Workshops in the Reach government agency have been exploring identifier services across the entire spectrum of the public sector and construction has now begun on the Public Services Broker where the aim is to enable citizens to access multiple services with a single ID. While Carty welcomes such initiatives he wants to see some real progress in his own sector. “I’d like to get us to a legislative empowered scenario whereby we can use the PPSN as a unique identifier across the entire health system,” he hopes.

At the backend, the plan is for electronic records that will offer different views of the patient, depending on the nature of the healthcare interaction, but derive from a single data set. Collectively such records would create a vast knowledge pool.

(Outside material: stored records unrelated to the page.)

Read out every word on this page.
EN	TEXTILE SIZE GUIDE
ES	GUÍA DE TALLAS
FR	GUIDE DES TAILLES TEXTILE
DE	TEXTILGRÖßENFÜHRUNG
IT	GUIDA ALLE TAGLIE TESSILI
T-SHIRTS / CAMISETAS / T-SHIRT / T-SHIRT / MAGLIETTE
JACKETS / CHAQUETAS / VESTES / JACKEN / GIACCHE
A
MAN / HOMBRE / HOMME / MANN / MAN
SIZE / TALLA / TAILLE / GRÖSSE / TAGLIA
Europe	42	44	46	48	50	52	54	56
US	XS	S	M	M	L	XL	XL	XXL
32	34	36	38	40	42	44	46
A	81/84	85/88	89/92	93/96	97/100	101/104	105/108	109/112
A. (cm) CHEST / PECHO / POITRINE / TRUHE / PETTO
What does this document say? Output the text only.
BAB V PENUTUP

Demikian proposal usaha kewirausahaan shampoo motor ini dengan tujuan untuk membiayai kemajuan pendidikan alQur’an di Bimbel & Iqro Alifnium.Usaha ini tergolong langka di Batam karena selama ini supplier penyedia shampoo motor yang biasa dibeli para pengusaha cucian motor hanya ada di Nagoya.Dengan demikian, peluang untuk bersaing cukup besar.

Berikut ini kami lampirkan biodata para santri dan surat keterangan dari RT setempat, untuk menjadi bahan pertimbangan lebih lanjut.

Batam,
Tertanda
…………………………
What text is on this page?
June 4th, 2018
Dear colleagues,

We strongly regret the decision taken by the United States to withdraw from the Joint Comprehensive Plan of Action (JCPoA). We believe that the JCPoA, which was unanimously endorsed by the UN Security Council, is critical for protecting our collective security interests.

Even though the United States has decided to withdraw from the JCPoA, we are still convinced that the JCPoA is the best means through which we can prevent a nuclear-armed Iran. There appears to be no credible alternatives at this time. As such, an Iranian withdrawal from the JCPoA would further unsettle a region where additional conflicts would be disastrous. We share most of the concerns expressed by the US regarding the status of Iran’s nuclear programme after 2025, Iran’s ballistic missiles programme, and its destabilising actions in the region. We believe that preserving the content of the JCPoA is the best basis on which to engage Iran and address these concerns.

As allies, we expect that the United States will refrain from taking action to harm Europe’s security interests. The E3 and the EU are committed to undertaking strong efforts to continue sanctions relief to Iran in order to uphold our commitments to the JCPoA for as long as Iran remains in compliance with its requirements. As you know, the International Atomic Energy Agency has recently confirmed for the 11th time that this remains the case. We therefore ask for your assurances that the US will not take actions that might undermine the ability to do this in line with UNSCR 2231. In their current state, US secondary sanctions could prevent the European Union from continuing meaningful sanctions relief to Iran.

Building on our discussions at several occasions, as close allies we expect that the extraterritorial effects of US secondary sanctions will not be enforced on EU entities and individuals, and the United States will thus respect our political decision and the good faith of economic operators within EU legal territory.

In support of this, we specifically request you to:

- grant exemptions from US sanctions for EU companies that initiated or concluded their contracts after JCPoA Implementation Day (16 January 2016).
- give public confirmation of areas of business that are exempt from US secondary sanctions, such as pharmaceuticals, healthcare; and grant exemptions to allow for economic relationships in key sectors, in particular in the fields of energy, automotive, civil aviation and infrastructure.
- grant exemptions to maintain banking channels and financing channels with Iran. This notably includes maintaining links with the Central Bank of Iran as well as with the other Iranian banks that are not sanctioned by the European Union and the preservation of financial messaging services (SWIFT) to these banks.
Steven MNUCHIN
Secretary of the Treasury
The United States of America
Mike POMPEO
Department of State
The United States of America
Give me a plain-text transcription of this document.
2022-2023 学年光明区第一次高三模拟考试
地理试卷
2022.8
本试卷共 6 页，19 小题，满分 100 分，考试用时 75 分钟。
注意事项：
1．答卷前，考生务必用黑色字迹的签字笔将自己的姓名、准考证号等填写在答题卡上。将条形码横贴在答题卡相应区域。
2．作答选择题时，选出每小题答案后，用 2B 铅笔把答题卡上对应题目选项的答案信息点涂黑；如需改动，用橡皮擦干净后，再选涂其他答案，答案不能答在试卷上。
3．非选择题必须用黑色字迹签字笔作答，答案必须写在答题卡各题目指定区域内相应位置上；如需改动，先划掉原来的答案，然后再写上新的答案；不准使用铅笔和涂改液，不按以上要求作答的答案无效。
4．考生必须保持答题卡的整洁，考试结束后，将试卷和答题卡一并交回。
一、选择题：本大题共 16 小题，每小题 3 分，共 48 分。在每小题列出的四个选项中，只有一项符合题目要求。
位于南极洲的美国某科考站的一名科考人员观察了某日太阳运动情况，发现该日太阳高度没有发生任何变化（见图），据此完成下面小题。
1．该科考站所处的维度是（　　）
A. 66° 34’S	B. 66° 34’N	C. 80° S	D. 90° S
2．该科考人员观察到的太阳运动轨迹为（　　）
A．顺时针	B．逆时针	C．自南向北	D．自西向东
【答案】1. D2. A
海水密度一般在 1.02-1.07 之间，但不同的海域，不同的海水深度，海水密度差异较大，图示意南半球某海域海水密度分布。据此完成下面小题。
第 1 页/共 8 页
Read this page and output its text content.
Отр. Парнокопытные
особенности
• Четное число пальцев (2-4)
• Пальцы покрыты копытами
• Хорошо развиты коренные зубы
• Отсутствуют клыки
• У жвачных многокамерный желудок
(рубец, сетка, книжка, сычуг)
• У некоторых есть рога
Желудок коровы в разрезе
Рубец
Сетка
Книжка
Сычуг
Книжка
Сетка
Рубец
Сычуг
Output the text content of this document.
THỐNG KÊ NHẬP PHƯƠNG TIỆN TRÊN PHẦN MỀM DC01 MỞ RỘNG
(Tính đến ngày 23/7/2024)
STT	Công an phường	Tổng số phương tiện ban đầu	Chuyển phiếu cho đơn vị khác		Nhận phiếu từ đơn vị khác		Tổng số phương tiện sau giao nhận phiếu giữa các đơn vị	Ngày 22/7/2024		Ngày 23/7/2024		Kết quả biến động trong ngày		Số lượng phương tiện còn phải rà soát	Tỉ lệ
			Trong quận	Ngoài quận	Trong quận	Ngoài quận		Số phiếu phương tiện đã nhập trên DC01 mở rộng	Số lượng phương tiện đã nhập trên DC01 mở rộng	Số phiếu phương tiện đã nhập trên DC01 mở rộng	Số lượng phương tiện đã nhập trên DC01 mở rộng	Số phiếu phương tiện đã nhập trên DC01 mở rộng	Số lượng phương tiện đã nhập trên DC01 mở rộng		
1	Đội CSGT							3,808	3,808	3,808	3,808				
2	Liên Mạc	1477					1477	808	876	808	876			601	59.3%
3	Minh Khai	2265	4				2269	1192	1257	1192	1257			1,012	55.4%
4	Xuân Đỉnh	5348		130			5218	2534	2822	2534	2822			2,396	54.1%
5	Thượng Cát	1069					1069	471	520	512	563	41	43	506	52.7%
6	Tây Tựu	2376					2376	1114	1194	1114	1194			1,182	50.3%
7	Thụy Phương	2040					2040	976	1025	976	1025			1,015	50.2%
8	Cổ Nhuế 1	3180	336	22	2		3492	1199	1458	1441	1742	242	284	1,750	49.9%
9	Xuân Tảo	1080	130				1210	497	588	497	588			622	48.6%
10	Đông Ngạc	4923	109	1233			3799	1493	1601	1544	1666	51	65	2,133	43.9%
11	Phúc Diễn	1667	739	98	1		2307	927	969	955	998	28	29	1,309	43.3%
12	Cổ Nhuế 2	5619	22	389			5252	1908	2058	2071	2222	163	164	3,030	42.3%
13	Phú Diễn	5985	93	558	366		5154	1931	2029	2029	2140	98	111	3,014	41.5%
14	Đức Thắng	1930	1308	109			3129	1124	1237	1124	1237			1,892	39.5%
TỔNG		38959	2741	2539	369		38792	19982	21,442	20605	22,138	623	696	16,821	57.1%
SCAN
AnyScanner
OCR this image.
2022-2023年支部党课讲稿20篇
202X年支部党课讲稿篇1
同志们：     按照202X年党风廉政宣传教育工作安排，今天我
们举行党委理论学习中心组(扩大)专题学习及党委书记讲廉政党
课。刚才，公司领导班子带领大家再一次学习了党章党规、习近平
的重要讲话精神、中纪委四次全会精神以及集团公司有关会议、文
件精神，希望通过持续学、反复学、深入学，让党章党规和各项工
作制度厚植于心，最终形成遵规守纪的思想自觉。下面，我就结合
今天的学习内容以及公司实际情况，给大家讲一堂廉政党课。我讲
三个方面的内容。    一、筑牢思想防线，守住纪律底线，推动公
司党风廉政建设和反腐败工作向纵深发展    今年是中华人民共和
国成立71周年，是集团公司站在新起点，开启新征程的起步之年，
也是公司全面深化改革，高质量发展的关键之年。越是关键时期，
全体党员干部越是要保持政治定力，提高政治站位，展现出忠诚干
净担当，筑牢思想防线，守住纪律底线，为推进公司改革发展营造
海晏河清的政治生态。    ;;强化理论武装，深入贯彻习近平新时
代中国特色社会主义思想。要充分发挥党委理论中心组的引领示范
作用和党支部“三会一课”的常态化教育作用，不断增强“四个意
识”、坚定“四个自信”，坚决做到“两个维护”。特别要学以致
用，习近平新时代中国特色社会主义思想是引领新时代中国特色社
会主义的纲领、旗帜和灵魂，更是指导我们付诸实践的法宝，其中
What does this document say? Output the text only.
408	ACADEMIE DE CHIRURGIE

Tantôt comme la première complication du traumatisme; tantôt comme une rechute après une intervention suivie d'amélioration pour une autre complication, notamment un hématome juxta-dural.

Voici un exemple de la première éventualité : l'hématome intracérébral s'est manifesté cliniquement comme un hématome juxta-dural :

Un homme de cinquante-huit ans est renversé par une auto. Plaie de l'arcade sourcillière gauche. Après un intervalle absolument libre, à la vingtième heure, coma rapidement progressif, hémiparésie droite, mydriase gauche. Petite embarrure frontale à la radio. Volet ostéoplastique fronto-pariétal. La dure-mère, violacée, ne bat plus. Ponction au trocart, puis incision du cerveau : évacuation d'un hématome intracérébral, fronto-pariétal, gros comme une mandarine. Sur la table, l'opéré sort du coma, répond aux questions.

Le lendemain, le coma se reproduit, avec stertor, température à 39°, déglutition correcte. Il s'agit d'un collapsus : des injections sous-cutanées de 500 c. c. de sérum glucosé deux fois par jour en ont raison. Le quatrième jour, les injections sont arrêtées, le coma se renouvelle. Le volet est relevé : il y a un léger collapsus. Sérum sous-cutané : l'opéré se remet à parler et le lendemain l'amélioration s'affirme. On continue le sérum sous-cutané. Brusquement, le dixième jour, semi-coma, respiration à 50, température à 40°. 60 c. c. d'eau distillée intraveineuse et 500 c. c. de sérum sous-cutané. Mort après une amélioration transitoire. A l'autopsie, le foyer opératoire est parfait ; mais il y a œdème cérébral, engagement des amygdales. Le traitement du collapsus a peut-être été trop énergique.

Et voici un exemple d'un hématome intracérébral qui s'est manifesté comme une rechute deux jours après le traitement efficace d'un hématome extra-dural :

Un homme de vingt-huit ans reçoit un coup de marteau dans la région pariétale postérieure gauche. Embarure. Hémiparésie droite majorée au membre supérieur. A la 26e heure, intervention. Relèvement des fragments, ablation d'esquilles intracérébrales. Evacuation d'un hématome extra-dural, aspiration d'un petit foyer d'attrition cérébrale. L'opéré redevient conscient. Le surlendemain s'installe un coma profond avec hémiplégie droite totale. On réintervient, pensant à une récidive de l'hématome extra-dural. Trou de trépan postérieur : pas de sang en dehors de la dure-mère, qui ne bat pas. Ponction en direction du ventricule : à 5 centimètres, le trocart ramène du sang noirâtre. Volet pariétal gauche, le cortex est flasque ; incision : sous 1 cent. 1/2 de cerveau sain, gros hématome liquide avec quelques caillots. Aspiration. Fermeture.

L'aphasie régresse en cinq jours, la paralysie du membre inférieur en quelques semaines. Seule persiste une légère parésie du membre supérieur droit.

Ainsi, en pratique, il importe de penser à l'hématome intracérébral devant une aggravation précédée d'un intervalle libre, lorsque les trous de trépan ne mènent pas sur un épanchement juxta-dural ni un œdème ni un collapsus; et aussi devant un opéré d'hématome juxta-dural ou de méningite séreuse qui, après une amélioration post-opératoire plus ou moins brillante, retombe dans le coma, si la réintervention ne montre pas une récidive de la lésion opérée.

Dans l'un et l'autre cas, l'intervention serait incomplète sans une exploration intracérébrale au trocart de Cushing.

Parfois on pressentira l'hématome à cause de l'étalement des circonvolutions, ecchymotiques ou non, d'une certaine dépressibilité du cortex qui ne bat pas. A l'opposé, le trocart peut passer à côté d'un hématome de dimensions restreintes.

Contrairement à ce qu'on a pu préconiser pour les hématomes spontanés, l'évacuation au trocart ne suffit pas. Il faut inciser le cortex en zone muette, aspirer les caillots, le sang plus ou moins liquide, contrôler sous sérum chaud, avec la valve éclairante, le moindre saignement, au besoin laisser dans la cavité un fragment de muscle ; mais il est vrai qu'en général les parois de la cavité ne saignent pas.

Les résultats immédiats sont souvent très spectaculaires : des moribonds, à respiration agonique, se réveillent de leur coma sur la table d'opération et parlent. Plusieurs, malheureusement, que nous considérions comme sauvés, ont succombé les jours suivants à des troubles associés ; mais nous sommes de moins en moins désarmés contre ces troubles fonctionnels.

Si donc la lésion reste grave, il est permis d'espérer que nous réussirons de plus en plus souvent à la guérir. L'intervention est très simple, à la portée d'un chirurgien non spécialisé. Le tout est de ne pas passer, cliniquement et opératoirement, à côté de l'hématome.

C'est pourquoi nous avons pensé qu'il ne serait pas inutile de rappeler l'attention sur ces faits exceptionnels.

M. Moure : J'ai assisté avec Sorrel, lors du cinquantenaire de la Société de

“When systems such as order communications and clinical decisions support are firmly rooted in detailed electronic health records, they will start to pay huge dividends because we’ll be able to analyse, mine and get the benefits of past knowledge,” explains Carty.

He is, however, mindful of how much the Department of Health should try to achieve with the introduction of electronic patient records. “If you go for a 100pc solution we’ll be at it for decades. But I think a robust basic record could be in place in a small number of years,” he reckons.

He believes the best way forward is for health service stakeholders to sit down and agree on the remit and the content for a basic record, selecting the data elements that need to be recorded, where they’re stored and how they’re accessed.

“I see a record being built around the greatest needs. Cardio and cancer treatment, for example, would be greatly helped by common data sets,” he says. “It would make it possible for extremely valuable analysis.”

Another missing link, and crucial to the deployment of technologies, is the proposed setting up of a shared services centre that will leverage cost savings by rolling out new systems on a national basis. The precise makeup of this organisation is still to be defined but Carty recognises that it will have to appease existing parties so a centralised one-stop HQ is highly unlikely.

“I’m not so sure the research has been done as to whether it should be nationally, centrally or locally devolved, but it’s highly unlikely that they will set up a single geographic national shared services centre in a green field,” he adds.

While planned reforms include a dramatic reduction in the number of health boards, local ownership and accountability are very much part of the HeBE vision but not at the risk of duplication.

“It wouldn’t make sense in a single health enterprise to have a multiplicity of operational units all doing the same thing unless they have been co-ordinated. It will need significant consolidation,” says Carty. “You would want to end up with a national, regional and local dimension. There are elements that can be centralised but change management and the deployment of support systems will still require people out in the front line.”

Digging down deeper into HeBE’s plans for the rollout of new IT systems, Carty makes it clear that the disparate requirements of the service means that solutions have to be carefully deployed.

“We’re going for single enterprise solutions that have enterprise-wide applicability,” says Carty. By way of explanation he cites the ongoing rollout of SAP enterprise resource planning (ERP) systems and plans to deploy iSoft, a solution for hospital information systems support. After an initial and controlled deployment both will be rolled out into other locations. A phased and controlled approach will hopefully obviate the risk of any large-scale disasters.

“We’re not talking about one size fits all,” says Carty. “But we must try to identify what can be deployed across the enterprise to ensure we get the best value in the shortest possible time frame.”

When it comes to Ireland’s health service, there will be many who say that it’s an objective that’s very welcome and long overdue.